Named after Benjamin Franklin, who observed this effect, the Ben Franklin effect is a lesser known yet interesting Psychological finding that can be used to influence people. According to it:

  1. If we do someone a favor then we tend to like them more. (read till the end for an example of a practical application)
  2. The reverse of this effect is also true – If we harm someone, we are more willing to harm them again as a result.

In the words of Benjamin Franklin:

“He that has once done you a kindness will be more ready to do you another than he whom you yourself have obliged.”

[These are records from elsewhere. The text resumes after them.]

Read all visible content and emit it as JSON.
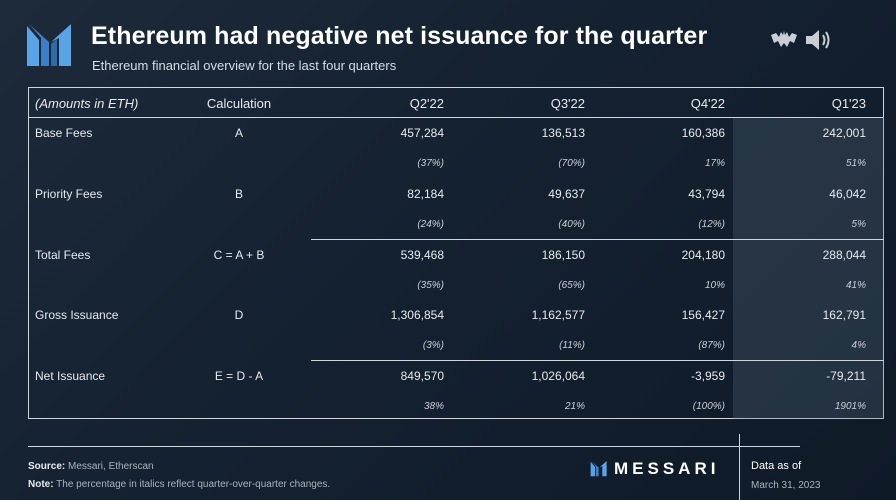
{
  "header": {
    "title": "Ethereum had negative net issuance for the quarter",
    "subtitle": "Ethereum financial overview for the last four quarters"
  },
  "colors": {
    "accent": "#4a90d9",
    "background": "#152231"
  },
  "table": {
    "columns": [
      "(Amounts in ETH)",
      "Calculation",
      "Q2'22",
      "Q3'22",
      "Q4'22",
      "Q1'23"
    ],
    "rows": [
      {
        "label": "Base Fees",
        "calc": "A",
        "values": [
          "457,284",
          "136,513",
          "160,386",
          "242,001"
        ],
        "pcts": [
          "(37%)",
          "(70%)",
          "17%",
          "51%"
        ]
      },
      {
        "label": "Priority Fees",
        "calc": "B",
        "values": [
          "82,184",
          "49,637",
          "43,794",
          "46,042"
        ],
        "pcts": [
          "(24%)",
          "(40%)",
          "(12%)",
          "5%"
        ]
      },
      {
        "label": "Total Fees",
        "calc": "C = A + B",
        "values": [
          "539,468",
          "186,150",
          "204,180",
          "288,044"
        ],
        "pcts": [
          "(35%)",
          "(65%)",
          "10%",
          "41%"
        ]
      },
      {
        "label": "Gross Issuance",
        "calc": "D",
        "values": [
          "1,306,854",
          "1,162,577",
          "156,427",
          "162,791"
        ],
        "pcts": [
          "(3%)",
          "(11%)",
          "(87%)",
          "4%"
        ]
      },
      {
        "label": "Net Issuance",
        "calc": "E = D - A",
        "values": [
          "849,570",
          "1,026,064",
          "-3,959",
          "-79,211"
        ],
        "pcts": [
          "38%",
          "21%",
          "(100%)",
          "1901%"
        ]
      }
    ]
  },
  "footer": {
    "source_label": "Source:",
    "source_text": "Messari, Etherscan",
    "note_label": "Note:",
    "note_text": "The percentage in italics reflect quarter-over-quarter changes.",
    "brand": "MESSARI",
    "data_as_of_label": "Data as of",
    "data_as_of_date": "March 31, 2023"
  }
}
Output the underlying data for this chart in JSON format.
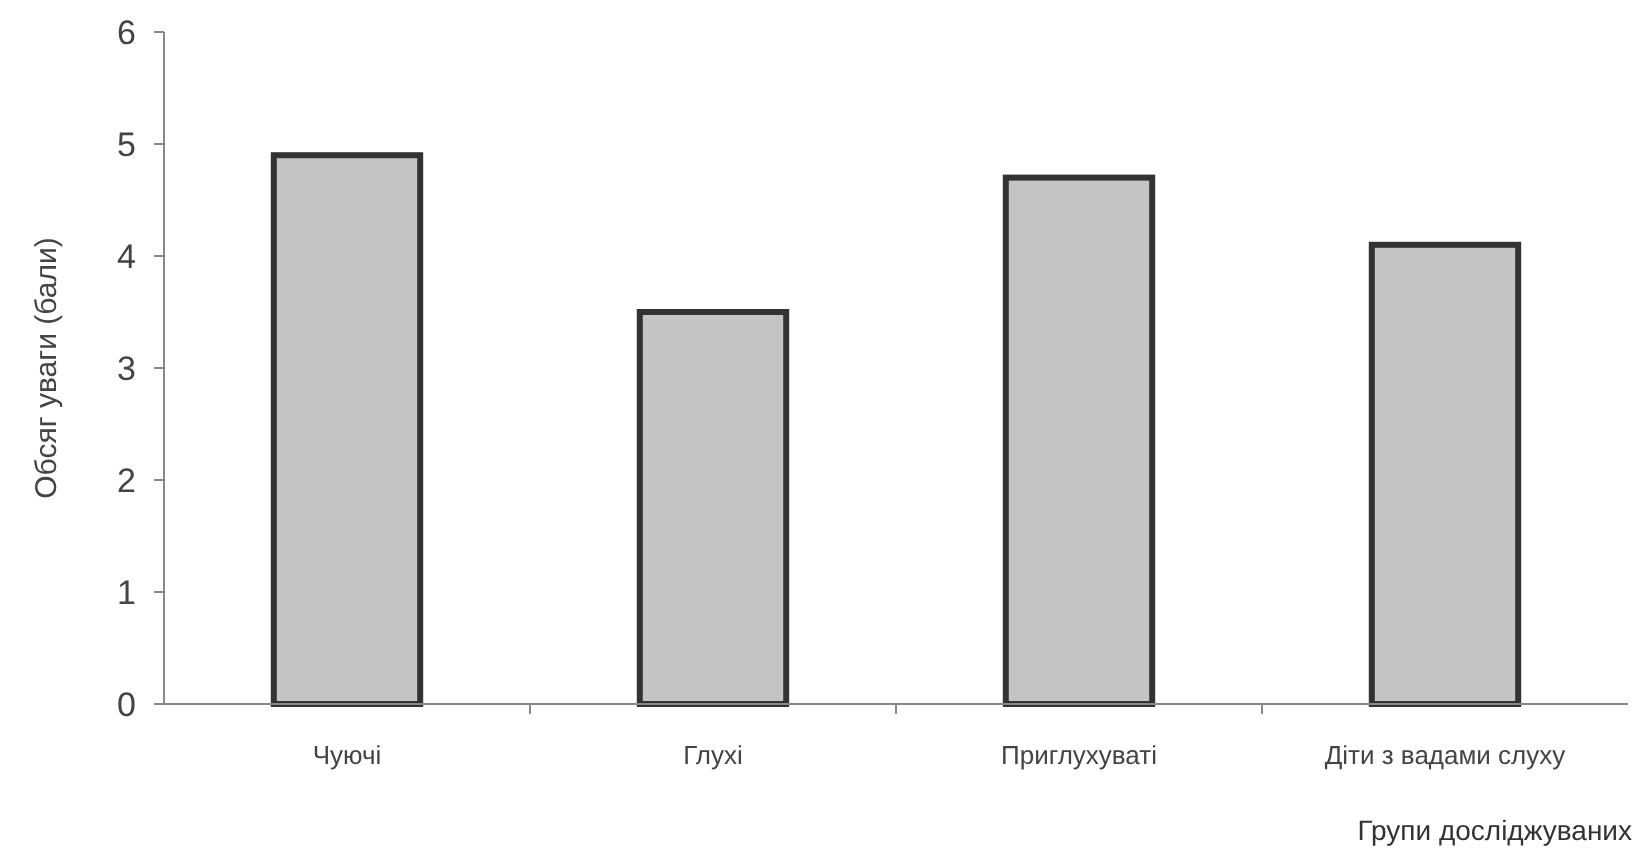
{
  "chart_data": {
    "type": "bar",
    "xlabel": "Групи досліджуваних",
    "ylabel": "Обсяг уваги (бали)",
    "categories": [
      "Чуючі",
      "Глухі",
      "Приглухуваті",
      "Діти з вадами слуху"
    ],
    "values": [
      4.9,
      3.5,
      4.7,
      4.1
    ],
    "color": "#c4c4c4",
    "ylim": [
      0,
      6
    ],
    "yticks": [
      0,
      1,
      2,
      3,
      4,
      5,
      6
    ],
    "grid": false
  }
}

Side note: I love biographies. I love them because, there you have an access to a treasure of life-long experiences of great people. I feel, it is like collecting XP (experience) points in a Pokémon game. The more you manage to collect, the better you do in life. And biographies are one of the most efficient sources for XP.

While going through Ben’s autobiography a few months back, I found a lot of his observations to be extremely interesting and I had noted this down in my notes.

How he used his observation

He was able to befriend a rival legislator by trying this out. The following is an excerpt from his biography:

Having heard that he had in his library a certain very scarce and curious book, I wrote a note to him, expressing my desire of perusing that book, and requesting he would do me the favour of lending it to me for a few days. He sent it immediately, and I return’d it in about a week with another note, expressing strongly my sense of the favour. When we next met in the House, he spoke to me (which he had never done before), and with great civility; and he ever after manifested a readiness to serve me on all occasions, so that we became great friends, and our friendship continued to his death.

Jecker & Lendy published a study in the year 1969 which used 3 groups of students to prove this scientifically. In the study, the students from the first group liked a professor more than the other two groups. It was to this group the professor had asked for a favor.

How can you use it?

  1. If you want someone to like you (or influence someone), even though it may seem counter-intuitive, you could just ask him/her for a favor.
  2. If some random stranger asks you for a favor, you could be a little more cautious about you liking him/her.
  3. To get a better effect, ask a person who is tired.

No wonder, guys after fetching a 100 chocolate ice-cream cups for their girl-friends, only tend to fall more in love with them.